D'abord vos savez, qwand vosse mononke  Joseph a 'ne idèye è l' tièsse, i n' I' a nin.....

PAUL (viîvemint)  Ôte pât.

(DD. SALME. Mononke Josèf. Sc. 18.1884)

 

2927 

tièsse

On n' a qu' fé d' on tchapê qwand on n' a nole tièsse.

 

litt. On n'a que faire d'un chapeau quand on n'a pas de tête.

On ne recherche pas les choses dont on ne saurait faire usage.

Mais le moindre grain de mil

Ferait bien mieux mon affaire.

(Lafontaine. Le coq et la perle)

 

VAR. MARCHE Quî n' a pont d' tièsse n' a qu' fé d' bonèt.

 

2928

tièsse

I n' a nin co l' tièsse foû dè strin.

 

litt. Il n'a pas encore la tête hors de la paille.

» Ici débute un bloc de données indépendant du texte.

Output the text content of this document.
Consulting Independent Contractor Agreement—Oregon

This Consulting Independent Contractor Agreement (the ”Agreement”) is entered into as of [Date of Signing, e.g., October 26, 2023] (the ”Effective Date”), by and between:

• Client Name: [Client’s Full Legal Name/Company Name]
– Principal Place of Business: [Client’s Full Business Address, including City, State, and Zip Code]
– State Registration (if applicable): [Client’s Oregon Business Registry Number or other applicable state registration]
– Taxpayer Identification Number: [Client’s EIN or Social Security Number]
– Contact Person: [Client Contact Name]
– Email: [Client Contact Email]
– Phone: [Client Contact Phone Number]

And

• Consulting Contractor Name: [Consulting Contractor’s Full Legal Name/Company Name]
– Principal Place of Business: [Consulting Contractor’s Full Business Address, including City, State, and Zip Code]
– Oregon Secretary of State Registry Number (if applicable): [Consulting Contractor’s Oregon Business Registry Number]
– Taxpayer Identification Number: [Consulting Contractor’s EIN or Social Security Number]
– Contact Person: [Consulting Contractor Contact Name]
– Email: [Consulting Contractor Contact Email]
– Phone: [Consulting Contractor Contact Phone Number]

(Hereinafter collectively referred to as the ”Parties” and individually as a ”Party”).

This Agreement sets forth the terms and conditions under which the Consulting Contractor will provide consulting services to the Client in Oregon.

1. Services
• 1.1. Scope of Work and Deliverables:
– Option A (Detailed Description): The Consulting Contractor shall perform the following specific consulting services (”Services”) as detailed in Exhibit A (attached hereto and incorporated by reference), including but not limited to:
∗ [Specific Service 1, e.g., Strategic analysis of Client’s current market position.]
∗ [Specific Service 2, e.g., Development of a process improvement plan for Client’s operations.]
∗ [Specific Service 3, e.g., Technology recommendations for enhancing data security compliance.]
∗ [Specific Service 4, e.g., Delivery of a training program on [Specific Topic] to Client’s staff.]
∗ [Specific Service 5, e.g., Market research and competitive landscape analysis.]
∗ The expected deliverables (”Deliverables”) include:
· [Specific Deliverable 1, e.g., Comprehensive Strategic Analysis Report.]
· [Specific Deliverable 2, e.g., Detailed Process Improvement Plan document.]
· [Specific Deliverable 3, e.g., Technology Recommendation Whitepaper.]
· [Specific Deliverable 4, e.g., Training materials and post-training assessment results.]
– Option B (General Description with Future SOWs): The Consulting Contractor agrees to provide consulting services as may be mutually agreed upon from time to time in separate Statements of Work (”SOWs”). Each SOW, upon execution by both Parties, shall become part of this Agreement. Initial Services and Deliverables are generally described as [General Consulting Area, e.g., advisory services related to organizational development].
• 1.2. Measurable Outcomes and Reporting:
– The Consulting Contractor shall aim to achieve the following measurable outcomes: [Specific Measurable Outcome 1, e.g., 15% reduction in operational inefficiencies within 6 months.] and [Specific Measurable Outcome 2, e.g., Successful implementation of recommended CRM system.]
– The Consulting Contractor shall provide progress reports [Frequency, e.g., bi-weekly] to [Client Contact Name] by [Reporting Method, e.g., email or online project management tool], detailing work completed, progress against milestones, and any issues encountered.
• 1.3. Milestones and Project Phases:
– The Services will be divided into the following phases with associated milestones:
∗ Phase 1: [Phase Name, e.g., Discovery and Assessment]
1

Il est encore embarrassé, il n'est pas tiré d'affaire (dépêtré).

 

Baîtrî n' aveût nin co l' tièsse foû dè strin avou l' rintrêye di si-ome.

(MAGNÉE. Baîtrî. 1868)

 

BABÈTE  Avou ça, sèriz-ve sûr d' avu l' tièsse foû dè strin ?

(REMOUCHAMPS. Lès-amoûrs da Djèra. I, sc. lre. 1875)

 

VAR. TINTIGNY  I n' èst me au chu d' sès rouyes,

Il n'est pas au bout de ses raies.

(Em. Tandel. Les communes luxembourgeoises. T. III. 1890)

 

2929

tièsse

C' èst deûs tièsses dizos l' min.me bonèt.

 

litt. Ce sont deux têtes dessous le même bonnet.

Se dit de deux personnes extrêmement unies d'amitié ou d'intérêt. (ACAD.)

Pr. fr. — Ce sont deux têtes dans le même bonnet.

Ce sont deux frères siamois ; qui est bien avec l'un est bien avec l'autre.

Cité par FORIR. Dict.

 

C' è-st-oûy on ddjoû d' fièsse à Bièrsèt,

Tot-avâ l' viyèdje, on-z-ôt braîre :

Vîve li novaî maîre èt l'préfèt,

C' èst deûs tièsses dizos l' min.me bonèt,

Is-ont tot çou qu' i fât po plaîre.

(Paskèye po l' récèpsion dè M. De Goer di Bièrsèt è s' qualité d' maîre, 1806)

 

VERVIERS

Dji vou min.me lûre è s' bâne

Deûs tièsses èn-on seûl bonèt,

Qui fèt d' leû nez, d' leû crâne,

Deûs pièles, deûs vraîs grusês.

(RENIER. Chanson, banquet de 1867)

 

NAMUR  C' èst deûs tièsses dins on bonèt.

 

VAR. TOURNAI  Ch' èst l' curé èt s' mèkène.

 

SAINT-QUENTIN  Ch' Gosseu et pis sin bourike, cha n' fwét qu' ène tiète d'sous l' meume bonèt.

(GOSSEU. Lettres picardes.1840)

 

BASSE-ALLEMAGNE  Es ist schwer zwei Köpfe unter einen Hut zu bringen.